Une autre encore, Charles Saillant, « reçu libraire en 1740 » : (…) Il est le fils d’un procureur de Paris, et a épousé la fille de Vincent imprimeur. C’est un doucereux qui a de l’esprit, et qui est un des plus fins de la librairie. De Saint lui a donné de bonnes leçons, desquelles il profite tant qu’il peut ; il est extremement faufilé dans le jansenisme, et il vend presque tous les livres de ce parti.
Le 7. juin 1951. on a saisi chez lui trois cens exemplaires d’un livre de M. Petit Pied, qu’il avoit fait de société avec De Saint, Vincent et Lottin qui l’avoit imprimé. Le Magistrat leur a fait grace 
»…

Méticulosité inquiétante

Et les éditeurs de ce fichier de relever que d’Hémery est « rarement prolixe mais souvent savoureux et éclairant », apportant « un témoignage irremplaçable sur le regard qu'a pu porter un responsable policier bien informé sur une corporation de médiateurs culturels essentiels à la fabrication de l'opinion publique, et de ce fait particulièrement sous contrôle, celle des libraires et imprimeurs de Paris au milieu du siècle des Lumières. (…) Derrière chaque mot, chaque phrase, du fichier de d'Hémery, même la plus anodine, on discernera une délicate appréciation du rapport implicite des forces qui, selon les cas, pourra motiver ou au contraire retenir le moment venu la suspicion et l'action de la machine policière ».

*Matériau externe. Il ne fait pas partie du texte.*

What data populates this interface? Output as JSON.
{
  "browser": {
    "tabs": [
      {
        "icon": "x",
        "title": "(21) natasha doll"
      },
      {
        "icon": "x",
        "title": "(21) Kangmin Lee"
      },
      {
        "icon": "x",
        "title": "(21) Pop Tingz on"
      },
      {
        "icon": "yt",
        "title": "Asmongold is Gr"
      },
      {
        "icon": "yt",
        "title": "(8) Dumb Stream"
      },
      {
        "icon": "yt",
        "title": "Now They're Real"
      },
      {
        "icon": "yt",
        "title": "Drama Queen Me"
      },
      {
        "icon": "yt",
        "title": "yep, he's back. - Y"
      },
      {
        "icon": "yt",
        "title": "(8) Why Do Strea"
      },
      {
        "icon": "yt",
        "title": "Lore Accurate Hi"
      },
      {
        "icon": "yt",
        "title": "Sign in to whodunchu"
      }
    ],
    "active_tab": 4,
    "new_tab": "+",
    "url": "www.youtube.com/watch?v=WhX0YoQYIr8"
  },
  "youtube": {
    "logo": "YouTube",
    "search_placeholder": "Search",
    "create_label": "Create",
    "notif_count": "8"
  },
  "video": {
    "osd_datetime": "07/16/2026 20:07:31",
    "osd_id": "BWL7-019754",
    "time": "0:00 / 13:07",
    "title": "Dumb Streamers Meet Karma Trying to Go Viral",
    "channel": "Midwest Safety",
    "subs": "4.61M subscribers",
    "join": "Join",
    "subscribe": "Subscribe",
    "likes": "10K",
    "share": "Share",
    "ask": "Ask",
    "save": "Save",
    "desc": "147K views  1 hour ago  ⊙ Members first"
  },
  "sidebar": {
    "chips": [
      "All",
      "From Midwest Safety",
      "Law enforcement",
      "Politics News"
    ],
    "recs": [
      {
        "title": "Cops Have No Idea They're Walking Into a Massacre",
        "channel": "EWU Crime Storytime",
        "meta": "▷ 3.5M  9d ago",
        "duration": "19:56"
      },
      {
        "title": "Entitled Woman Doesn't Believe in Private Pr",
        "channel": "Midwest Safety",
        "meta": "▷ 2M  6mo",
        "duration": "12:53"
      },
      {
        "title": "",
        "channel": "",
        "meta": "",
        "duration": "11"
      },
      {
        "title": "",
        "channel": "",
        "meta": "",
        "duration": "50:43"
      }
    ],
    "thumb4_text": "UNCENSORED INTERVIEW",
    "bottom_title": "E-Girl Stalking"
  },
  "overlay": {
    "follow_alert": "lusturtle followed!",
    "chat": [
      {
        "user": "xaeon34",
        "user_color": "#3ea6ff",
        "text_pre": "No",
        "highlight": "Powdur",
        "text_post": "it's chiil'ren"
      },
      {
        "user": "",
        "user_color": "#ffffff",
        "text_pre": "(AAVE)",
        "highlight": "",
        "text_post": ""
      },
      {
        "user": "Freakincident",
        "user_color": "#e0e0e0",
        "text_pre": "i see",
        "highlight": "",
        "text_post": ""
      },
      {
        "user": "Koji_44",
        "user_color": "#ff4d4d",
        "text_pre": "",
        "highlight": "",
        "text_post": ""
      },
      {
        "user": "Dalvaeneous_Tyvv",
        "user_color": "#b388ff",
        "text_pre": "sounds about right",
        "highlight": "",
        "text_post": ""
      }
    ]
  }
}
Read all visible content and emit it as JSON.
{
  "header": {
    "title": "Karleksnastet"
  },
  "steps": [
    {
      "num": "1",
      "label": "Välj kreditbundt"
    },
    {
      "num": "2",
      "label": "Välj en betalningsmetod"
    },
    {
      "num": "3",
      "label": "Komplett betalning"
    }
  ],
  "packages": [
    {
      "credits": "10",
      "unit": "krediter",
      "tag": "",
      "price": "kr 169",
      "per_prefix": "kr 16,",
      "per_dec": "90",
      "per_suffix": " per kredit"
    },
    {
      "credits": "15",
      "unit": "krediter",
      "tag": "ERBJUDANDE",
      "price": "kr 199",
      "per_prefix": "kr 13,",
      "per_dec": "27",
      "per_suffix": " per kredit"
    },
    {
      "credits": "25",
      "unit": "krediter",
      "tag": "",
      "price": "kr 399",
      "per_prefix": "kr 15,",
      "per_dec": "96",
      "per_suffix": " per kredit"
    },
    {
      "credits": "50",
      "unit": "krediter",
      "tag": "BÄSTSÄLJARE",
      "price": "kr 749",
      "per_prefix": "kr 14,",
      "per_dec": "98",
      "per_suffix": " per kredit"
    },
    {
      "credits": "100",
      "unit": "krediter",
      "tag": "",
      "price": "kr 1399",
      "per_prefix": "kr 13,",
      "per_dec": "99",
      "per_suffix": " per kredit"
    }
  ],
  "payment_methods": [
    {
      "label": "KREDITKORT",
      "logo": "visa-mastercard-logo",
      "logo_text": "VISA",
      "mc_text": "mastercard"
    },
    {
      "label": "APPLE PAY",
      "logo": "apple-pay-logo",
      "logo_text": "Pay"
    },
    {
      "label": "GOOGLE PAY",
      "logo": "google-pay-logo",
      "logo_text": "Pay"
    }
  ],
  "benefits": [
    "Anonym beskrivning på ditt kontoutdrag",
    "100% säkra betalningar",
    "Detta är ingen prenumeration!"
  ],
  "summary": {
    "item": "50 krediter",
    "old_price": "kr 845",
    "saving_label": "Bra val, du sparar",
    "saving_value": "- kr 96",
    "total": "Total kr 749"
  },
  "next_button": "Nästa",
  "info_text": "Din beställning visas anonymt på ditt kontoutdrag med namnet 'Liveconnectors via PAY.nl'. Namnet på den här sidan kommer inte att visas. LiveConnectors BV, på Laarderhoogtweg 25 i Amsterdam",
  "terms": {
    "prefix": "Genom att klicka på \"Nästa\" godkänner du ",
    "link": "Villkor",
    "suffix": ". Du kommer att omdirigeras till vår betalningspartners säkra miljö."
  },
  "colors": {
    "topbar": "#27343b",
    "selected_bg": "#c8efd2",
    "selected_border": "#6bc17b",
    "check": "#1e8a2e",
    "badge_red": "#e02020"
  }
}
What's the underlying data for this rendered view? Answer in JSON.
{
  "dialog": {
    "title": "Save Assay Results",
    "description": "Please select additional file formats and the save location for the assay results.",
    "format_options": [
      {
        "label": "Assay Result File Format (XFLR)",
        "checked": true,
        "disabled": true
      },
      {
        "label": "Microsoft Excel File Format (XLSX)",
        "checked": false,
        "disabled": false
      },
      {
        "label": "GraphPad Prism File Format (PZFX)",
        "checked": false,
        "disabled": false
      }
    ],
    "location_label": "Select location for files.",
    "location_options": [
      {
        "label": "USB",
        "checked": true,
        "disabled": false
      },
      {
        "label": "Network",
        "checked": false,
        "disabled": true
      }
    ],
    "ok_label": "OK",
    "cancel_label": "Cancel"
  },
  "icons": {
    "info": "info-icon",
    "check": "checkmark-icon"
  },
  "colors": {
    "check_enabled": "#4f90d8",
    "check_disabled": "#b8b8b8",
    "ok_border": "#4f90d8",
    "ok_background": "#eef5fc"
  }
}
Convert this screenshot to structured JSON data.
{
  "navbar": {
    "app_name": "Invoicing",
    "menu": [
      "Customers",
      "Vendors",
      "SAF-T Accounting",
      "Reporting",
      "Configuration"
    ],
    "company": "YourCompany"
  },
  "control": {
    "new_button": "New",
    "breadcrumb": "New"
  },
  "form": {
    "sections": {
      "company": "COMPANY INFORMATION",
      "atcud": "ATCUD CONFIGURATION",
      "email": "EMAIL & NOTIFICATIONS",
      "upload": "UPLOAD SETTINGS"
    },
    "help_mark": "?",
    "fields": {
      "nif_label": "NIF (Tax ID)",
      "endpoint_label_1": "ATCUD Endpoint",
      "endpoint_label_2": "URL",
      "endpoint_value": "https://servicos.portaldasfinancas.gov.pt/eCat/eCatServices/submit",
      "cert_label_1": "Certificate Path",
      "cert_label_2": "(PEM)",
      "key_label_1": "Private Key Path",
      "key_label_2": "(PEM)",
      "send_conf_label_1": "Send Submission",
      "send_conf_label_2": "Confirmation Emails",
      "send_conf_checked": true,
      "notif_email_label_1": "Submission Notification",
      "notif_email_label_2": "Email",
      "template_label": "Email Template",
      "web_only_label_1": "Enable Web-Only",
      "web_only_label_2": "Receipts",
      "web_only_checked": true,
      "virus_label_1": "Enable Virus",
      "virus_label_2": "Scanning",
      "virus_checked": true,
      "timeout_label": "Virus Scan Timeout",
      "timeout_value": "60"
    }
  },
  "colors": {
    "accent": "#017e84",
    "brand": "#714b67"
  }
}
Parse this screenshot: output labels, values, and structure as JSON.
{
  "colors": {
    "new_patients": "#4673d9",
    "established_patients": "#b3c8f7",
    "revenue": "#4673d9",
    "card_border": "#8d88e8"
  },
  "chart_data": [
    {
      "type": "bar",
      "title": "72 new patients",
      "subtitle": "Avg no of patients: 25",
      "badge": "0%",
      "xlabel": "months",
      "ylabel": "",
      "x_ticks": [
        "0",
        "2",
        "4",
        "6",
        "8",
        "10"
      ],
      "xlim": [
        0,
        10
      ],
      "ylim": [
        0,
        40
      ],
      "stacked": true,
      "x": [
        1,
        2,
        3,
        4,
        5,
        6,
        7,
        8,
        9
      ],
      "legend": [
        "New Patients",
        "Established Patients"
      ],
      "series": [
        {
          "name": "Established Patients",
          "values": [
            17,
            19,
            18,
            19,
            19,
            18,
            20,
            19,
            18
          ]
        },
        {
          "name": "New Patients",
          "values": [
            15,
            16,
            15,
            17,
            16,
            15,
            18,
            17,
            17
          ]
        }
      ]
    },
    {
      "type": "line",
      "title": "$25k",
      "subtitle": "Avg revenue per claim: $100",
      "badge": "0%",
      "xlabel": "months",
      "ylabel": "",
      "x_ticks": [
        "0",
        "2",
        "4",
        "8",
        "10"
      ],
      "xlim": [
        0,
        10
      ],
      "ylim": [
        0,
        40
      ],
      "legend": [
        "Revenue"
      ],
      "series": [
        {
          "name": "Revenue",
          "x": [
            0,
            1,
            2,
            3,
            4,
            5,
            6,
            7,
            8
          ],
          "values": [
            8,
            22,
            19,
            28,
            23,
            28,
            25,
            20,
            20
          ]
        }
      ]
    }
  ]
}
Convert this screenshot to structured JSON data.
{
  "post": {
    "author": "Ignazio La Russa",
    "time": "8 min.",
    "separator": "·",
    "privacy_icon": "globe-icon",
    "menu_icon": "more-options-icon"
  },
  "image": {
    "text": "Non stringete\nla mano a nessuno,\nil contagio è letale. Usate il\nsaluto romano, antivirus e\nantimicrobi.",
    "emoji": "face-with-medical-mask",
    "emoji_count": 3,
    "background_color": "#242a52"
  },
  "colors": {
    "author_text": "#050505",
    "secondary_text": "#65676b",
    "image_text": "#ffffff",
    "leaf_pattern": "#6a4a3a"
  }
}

La méticulosité de d’Hémery est inquiétante. Elle illustre cependant à merveille à quel point le livre, au XVIIIème siècle comme de nos jours, reste un outil de plaisir, d’érudition, mais aussi de sédition. Et combien les gens du livre sont des citoyens, forcément dangereux, puisque si souvent aux avant-postes des idées et de leur diffusion.